Она рассказала собеседникам о волшебной картине Кавана, обнаруженной ею еще в детстве, на которой был изображен именно монах. Кедар благоговейно выслушал ее рассказ о том, как менялось выражение лица монаха на картине, как преображалось положение удивительных фигур на доске и, наконец, как этот зловещий персонаж превратился в ужасное видение из ее ночных кошмаров.
Когда она закончила, молодой художник удивленно присвистнул.
— Это в-врата в Паутину, — пояснил он. — Но п-поразительно, к-как долго тебе удавалось держать их открытыми. Д-для этого н-нужна н-невероятная сила. Я знал, что Каван был замечательным художником, н-но…

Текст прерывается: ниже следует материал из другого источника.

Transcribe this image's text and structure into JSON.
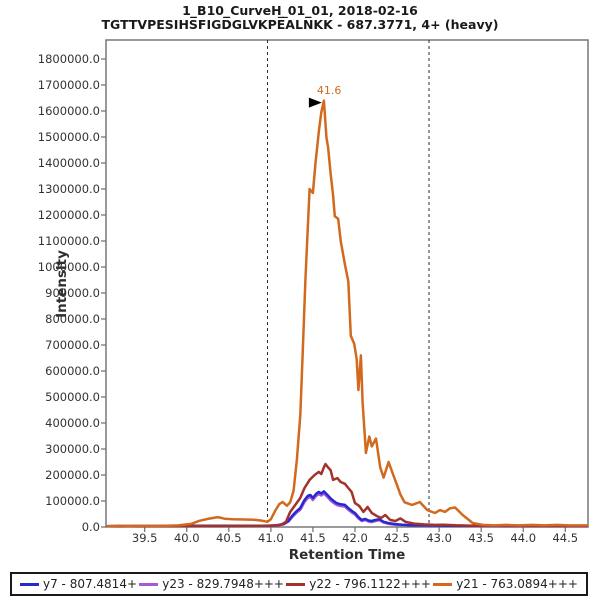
{
  "chart_data": {
    "type": "line",
    "title": "1_B10_CurveH_01_01, 2018-02-16",
    "subtitle": "TGTTVPESIHS̅FIGD̅GLVKPE̅ALN̅KK - 687.3771, 4+ (heavy)",
    "xlabel": "Retention Time",
    "ylabel": "Intensity",
    "xlim": [
      39.04,
      44.77
    ],
    "ylim": [
      0,
      1873000
    ],
    "x_ticks": [
      "39.5",
      "40.0",
      "40.5",
      "41.0",
      "41.5",
      "42.0",
      "42.5",
      "43.0",
      "43.5",
      "44.0",
      "44.5"
    ],
    "y_ticks": [
      "0.0",
      "100000.0",
      "200000.0",
      "300000.0",
      "400000.0",
      "500000.0",
      "600000.0",
      "700000.0",
      "800000.0",
      "900000.0",
      "1000000.0",
      "1100000.0",
      "1200000.0",
      "1300000.0",
      "1400000.0",
      "1500000.0",
      "1600000.0",
      "1700000.0",
      "1800000.0"
    ],
    "grid": false,
    "legend_position": "bottom",
    "peak_boundaries": [
      40.96,
      42.88
    ],
    "annotation": {
      "label": "41.6",
      "rt": 41.63,
      "intensity": 1640000
    },
    "colors": {
      "frame": "#6e6e6e",
      "boundary": "#2b2b2b",
      "annotation_text": "#cf6a1e",
      "arrow": "#000000"
    },
    "draw_order": [
      1,
      0,
      2,
      3
    ],
    "series": [
      {
        "name": "y7 - 807.4814+",
        "color": "#2828cf",
        "points": [
          [
            39.06,
            3500
          ],
          [
            39.3,
            4000
          ],
          [
            39.6,
            4000
          ],
          [
            39.9,
            4500
          ],
          [
            40.2,
            5000
          ],
          [
            40.5,
            5000
          ],
          [
            40.8,
            5000
          ],
          [
            41.0,
            5500
          ],
          [
            41.08,
            7000
          ],
          [
            41.15,
            12000
          ],
          [
            41.21,
            24000
          ],
          [
            41.26,
            45000
          ],
          [
            41.31,
            62000
          ],
          [
            41.35,
            73000
          ],
          [
            41.4,
            104000
          ],
          [
            41.44,
            120000
          ],
          [
            41.47,
            123000
          ],
          [
            41.5,
            112000
          ],
          [
            41.54,
            128000
          ],
          [
            41.57,
            135000
          ],
          [
            41.6,
            129000
          ],
          [
            41.63,
            137000
          ],
          [
            41.67,
            124000
          ],
          [
            41.71,
            110000
          ],
          [
            41.74,
            102000
          ],
          [
            41.78,
            92000
          ],
          [
            41.82,
            88000
          ],
          [
            41.88,
            85000
          ],
          [
            41.93,
            70000
          ],
          [
            41.97,
            60000
          ],
          [
            42.0,
            54000
          ],
          [
            42.04,
            38000
          ],
          [
            42.08,
            27000
          ],
          [
            42.12,
            31000
          ],
          [
            42.16,
            25000
          ],
          [
            42.2,
            23000
          ],
          [
            42.24,
            27000
          ],
          [
            42.29,
            30000
          ],
          [
            42.34,
            20000
          ],
          [
            42.4,
            15000
          ],
          [
            42.48,
            11000
          ],
          [
            42.56,
            9000
          ],
          [
            42.68,
            7000
          ],
          [
            42.85,
            6000
          ],
          [
            43.1,
            5000
          ],
          [
            43.4,
            4500
          ],
          [
            43.8,
            4000
          ],
          [
            44.2,
            4000
          ],
          [
            44.76,
            4000
          ]
        ]
      },
      {
        "name": "y23 - 829.7948+++",
        "color": "#a55ad6",
        "points": [
          [
            39.06,
            3000
          ],
          [
            39.4,
            3500
          ],
          [
            39.8,
            4000
          ],
          [
            40.2,
            4500
          ],
          [
            40.6,
            4500
          ],
          [
            41.0,
            5000
          ],
          [
            41.08,
            6000
          ],
          [
            41.15,
            10000
          ],
          [
            41.21,
            21000
          ],
          [
            41.26,
            40000
          ],
          [
            41.31,
            56000
          ],
          [
            41.35,
            66000
          ],
          [
            41.4,
            96000
          ],
          [
            41.44,
            112000
          ],
          [
            41.47,
            115000
          ],
          [
            41.5,
            104000
          ],
          [
            41.54,
            120000
          ],
          [
            41.57,
            127000
          ],
          [
            41.6,
            121000
          ],
          [
            41.63,
            129000
          ],
          [
            41.67,
            116000
          ],
          [
            41.71,
            102000
          ],
          [
            41.74,
            94000
          ],
          [
            41.78,
            85000
          ],
          [
            41.82,
            81000
          ],
          [
            41.88,
            78000
          ],
          [
            41.93,
            64000
          ],
          [
            41.97,
            54000
          ],
          [
            42.0,
            48000
          ],
          [
            42.04,
            33000
          ],
          [
            42.08,
            23000
          ],
          [
            42.12,
            27000
          ],
          [
            42.16,
            21000
          ],
          [
            42.2,
            19000
          ],
          [
            42.24,
            23000
          ],
          [
            42.29,
            26000
          ],
          [
            42.34,
            17000
          ],
          [
            42.4,
            12000
          ],
          [
            42.48,
            9000
          ],
          [
            42.56,
            7500
          ],
          [
            42.68,
            6000
          ],
          [
            42.85,
            5000
          ],
          [
            43.1,
            4500
          ],
          [
            43.4,
            4000
          ],
          [
            43.8,
            3500
          ],
          [
            44.2,
            3500
          ],
          [
            44.76,
            3500
          ]
        ]
      },
      {
        "name": "y22 - 796.1122+++",
        "color": "#a2332c",
        "points": [
          [
            39.06,
            2500
          ],
          [
            39.4,
            3000
          ],
          [
            39.8,
            3500
          ],
          [
            40.2,
            4000
          ],
          [
            40.6,
            4000
          ],
          [
            40.9,
            4500
          ],
          [
            41.05,
            6000
          ],
          [
            41.12,
            9000
          ],
          [
            41.18,
            20000
          ],
          [
            41.23,
            58000
          ],
          [
            41.29,
            85000
          ],
          [
            41.35,
            112000
          ],
          [
            41.4,
            150000
          ],
          [
            41.46,
            181000
          ],
          [
            41.52,
            200000
          ],
          [
            41.57,
            212000
          ],
          [
            41.6,
            204000
          ],
          [
            41.63,
            230000
          ],
          [
            41.65,
            242000
          ],
          [
            41.68,
            229000
          ],
          [
            41.71,
            219000
          ],
          [
            41.74,
            181000
          ],
          [
            41.79,
            188000
          ],
          [
            41.83,
            173000
          ],
          [
            41.88,
            166000
          ],
          [
            41.92,
            150000
          ],
          [
            41.96,
            135000
          ],
          [
            42.0,
            92000
          ],
          [
            42.05,
            81000
          ],
          [
            42.1,
            58000
          ],
          [
            42.15,
            77000
          ],
          [
            42.2,
            54000
          ],
          [
            42.26,
            42000
          ],
          [
            42.31,
            35000
          ],
          [
            42.36,
            46000
          ],
          [
            42.42,
            27000
          ],
          [
            42.48,
            23000
          ],
          [
            42.54,
            33000
          ],
          [
            42.6,
            20000
          ],
          [
            42.7,
            13000
          ],
          [
            42.82,
            10000
          ],
          [
            42.95,
            8000
          ],
          [
            43.05,
            9000
          ],
          [
            43.2,
            6500
          ],
          [
            43.4,
            5000
          ],
          [
            43.7,
            4500
          ],
          [
            44.1,
            4000
          ],
          [
            44.5,
            4000
          ],
          [
            44.76,
            4000
          ]
        ]
      },
      {
        "name": "y21 - 763.0894+++",
        "color": "#d2691e",
        "points": [
          [
            39.06,
            3000
          ],
          [
            39.2,
            4500
          ],
          [
            39.3,
            3500
          ],
          [
            39.45,
            5000
          ],
          [
            39.6,
            4000
          ],
          [
            39.75,
            5000
          ],
          [
            39.9,
            6000
          ],
          [
            40.05,
            12000
          ],
          [
            40.15,
            24000
          ],
          [
            40.25,
            31000
          ],
          [
            40.37,
            38000
          ],
          [
            40.45,
            32000
          ],
          [
            40.55,
            30000
          ],
          [
            40.68,
            29000
          ],
          [
            40.8,
            28000
          ],
          [
            40.9,
            24000
          ],
          [
            40.96,
            20000
          ],
          [
            41.0,
            30000
          ],
          [
            41.05,
            62000
          ],
          [
            41.1,
            88000
          ],
          [
            41.14,
            96000
          ],
          [
            41.19,
            82000
          ],
          [
            41.23,
            95000
          ],
          [
            41.27,
            140000
          ],
          [
            41.31,
            260000
          ],
          [
            41.35,
            430000
          ],
          [
            41.38,
            680000
          ],
          [
            41.41,
            950000
          ],
          [
            41.44,
            1160000
          ],
          [
            41.46,
            1300000
          ],
          [
            41.5,
            1285000
          ],
          [
            41.53,
            1400000
          ],
          [
            41.57,
            1520000
          ],
          [
            41.6,
            1595000
          ],
          [
            41.63,
            1640000
          ],
          [
            41.66,
            1500000
          ],
          [
            41.68,
            1460000
          ],
          [
            41.71,
            1360000
          ],
          [
            41.74,
            1275000
          ],
          [
            41.76,
            1195000
          ],
          [
            41.8,
            1185000
          ],
          [
            41.83,
            1100000
          ],
          [
            41.88,
            1010000
          ],
          [
            41.92,
            945000
          ],
          [
            41.95,
            735000
          ],
          [
            41.99,
            705000
          ],
          [
            42.02,
            645000
          ],
          [
            42.04,
            527000
          ],
          [
            42.07,
            660000
          ],
          [
            42.09,
            480000
          ],
          [
            42.13,
            285000
          ],
          [
            42.17,
            348000
          ],
          [
            42.2,
            310000
          ],
          [
            42.25,
            340000
          ],
          [
            42.3,
            230000
          ],
          [
            42.34,
            190000
          ],
          [
            42.4,
            250000
          ],
          [
            42.45,
            205000
          ],
          [
            42.49,
            170000
          ],
          [
            42.54,
            125000
          ],
          [
            42.59,
            95000
          ],
          [
            42.68,
            85000
          ],
          [
            42.77,
            96000
          ],
          [
            42.86,
            65000
          ],
          [
            42.95,
            54000
          ],
          [
            43.01,
            65000
          ],
          [
            43.07,
            58000
          ],
          [
            43.13,
            72000
          ],
          [
            43.19,
            75000
          ],
          [
            43.28,
            46000
          ],
          [
            43.4,
            15000
          ],
          [
            43.52,
            8000
          ],
          [
            43.65,
            6000
          ],
          [
            43.8,
            8000
          ],
          [
            43.95,
            6000
          ],
          [
            44.1,
            8000
          ],
          [
            44.25,
            6000
          ],
          [
            44.4,
            8000
          ],
          [
            44.55,
            6000
          ],
          [
            44.76,
            6000
          ]
        ]
      }
    ]
  }
}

Дальше у него не нашлось нужных слов.
— Врата? — переспросила Эмер. — А не то же ли самое произошло, когда ты нарисовал Ребекку?
— В каком-то смысле, — подтвердил Кедар. — Но мое творение б-было мимолетным — и даже так оно м-меня едва не уничтожило. А картина Кавана хранилась столько веков… — Он запнулся, онемев от восхищения. — Обе к-картины с-свидетельствуют о том, что кто-то — или что-то — р-разыскивает Ребекку.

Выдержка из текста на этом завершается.